Para quienes nacimos entre la segunda mitad de los 60 y la primera mitad de los 70, Daniel Toro es un nombre que resuena de la infancia. No porque lo escucháramos o le prestáramos atención. Era un nombre que circulaba entre nuestros padres y amigos. Daniel Toro en mi infancia iba unido al Chango Nieto, como si se tratara de un dúo inseparable. Y era sinónimo de Cosquín, en el relato de mi padrino y de una noche de verano en la que hizo el trayecto desde Alta Gracia para verlo. Pero en casa, y quizás también en la casa de mi padrino, no había discos de Daniel Toro y su presencia, en todo caso, se reducía a que apareciera en algún resquicio radial o en alguno de los programas televisivos en los que todavía se pasaba folklore por aquellas épocas.

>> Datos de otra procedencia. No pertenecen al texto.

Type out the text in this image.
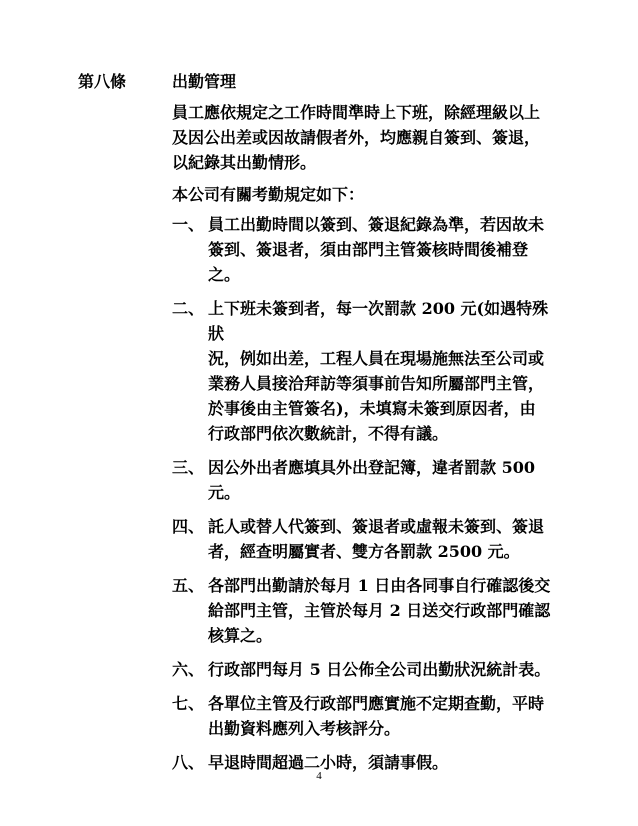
第八條	出勤管理

員工應依規定之工作時間準時上下班，除經理級以上
及因公出差或因故請假者外，均應親自簽到、簽退，
以紀錄其出勤情形。

本公司有關考勤規定如下：

一、 員工出勤時間以簽到、簽退紀錄為準，若因故未
簽到、簽退者，須由部門主管簽核時間後補登
之。
二、 上下班未簽到者，每一次罰款 200 元(如遇特殊狀
況，例如出差，工程人員在現場施無法至公司或
業務人員接洽拜訪等須事前告知所屬部門主管，
於事後由主管簽名)，未填寫未簽到原因者，由
行政部門依次數統計，不得有議。
三、 因公外出者應填具外出登記簿，違者罰款 500
元。
四、 託人或替人代簽到、簽退者或虛報未簽到、簽退
者，經查明屬實者、雙方各罰款 2500 元。
五、 各部門出勤請於每月 1 日由各同事自行確認後交
給部門主管，主管於每月 2 日送交行政部門確認
核算之。
六、 行政部門每月 5 日公佈全公司出勤狀況統計表。
七、 各單位主管及行政部門應實施不定期查勤，平時
出勤資料應列入考核評分。
八、 早退時間超過二小時，須請事假。
4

Mi único recuerdo de la imagen de Daniel Toro es una comparación infantil con las figuritas en las que aparecía el Chivo Di Meola, aquel número diez que solía jugar en Colón de Santa Fe.

Pero Daniel Toro es también, sobre todo para quienes encontramos en otras músicas el sonido de nuestras vidas desde la adolescencia, un olvido. Uno más en una tierra sin memoria de su cultura. El folklore que hizo eclosión en aquellas décadas fue quedando relegado cada vez más hasta quedar confinado, con suerte, a la maratón de festivales veraniegos de provincias. Pero siempre aparece una fisura: en mi caso, fue un Cosquín en el que Raúl Carnota y Suna Rocha cantaban “Grito santiagueño”, o un disco en el que Liliana Herrero empezaba cantando “Para el Cachilo dormido”. Daniel Toro siguió siendo, en mi historia, un nombre perdido, adosado a la memoria de padre y padrino. Y sigue siendo desde hace tiempo, la misma ausencia repetida en la historia de la cultura de la Argentina.

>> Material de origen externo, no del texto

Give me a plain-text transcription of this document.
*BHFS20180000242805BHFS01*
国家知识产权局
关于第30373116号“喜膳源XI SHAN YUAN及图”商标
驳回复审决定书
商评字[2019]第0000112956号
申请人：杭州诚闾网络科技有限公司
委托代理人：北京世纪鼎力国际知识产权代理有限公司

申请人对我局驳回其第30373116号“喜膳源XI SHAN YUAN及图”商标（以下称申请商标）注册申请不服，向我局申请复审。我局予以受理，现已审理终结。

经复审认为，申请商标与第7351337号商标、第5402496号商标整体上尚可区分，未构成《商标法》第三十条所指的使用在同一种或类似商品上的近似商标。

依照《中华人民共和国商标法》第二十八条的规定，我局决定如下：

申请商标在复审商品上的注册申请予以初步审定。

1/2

El nombrador no solamente sale al rescate de la figura de Daniel Toro, sino que se configura como parte de un rompecabezas más amplio que intenta recuperar las historias perdidas de la cultura argentina. Ubicarlo junto a películas como Un pueblo hecho canción o Abalos, una historia de cinco hermanos, no implica reducir sus méritos individuales, sino ponerla en un contexto en el que las historias de músicos, artistas y compositores del siglo pasado vuelven a la luz para que no se pierdan definitivamente. Como en el caso del documental sobre Vitillo Abalos, lo hace conjugando un par de elementos decisivos. Por un lado, que la recuperación del músico parte de una inquietud inicial familiar –un sobrino nieto allí, una hija aquí- por registrarlo aún vivo. Por el otro, que la recuperación decide eludir la estructura de lo biográfico para sostenerse en la obra, sino completa, al menos de los hitos más significativos que pueden darle una dimensión.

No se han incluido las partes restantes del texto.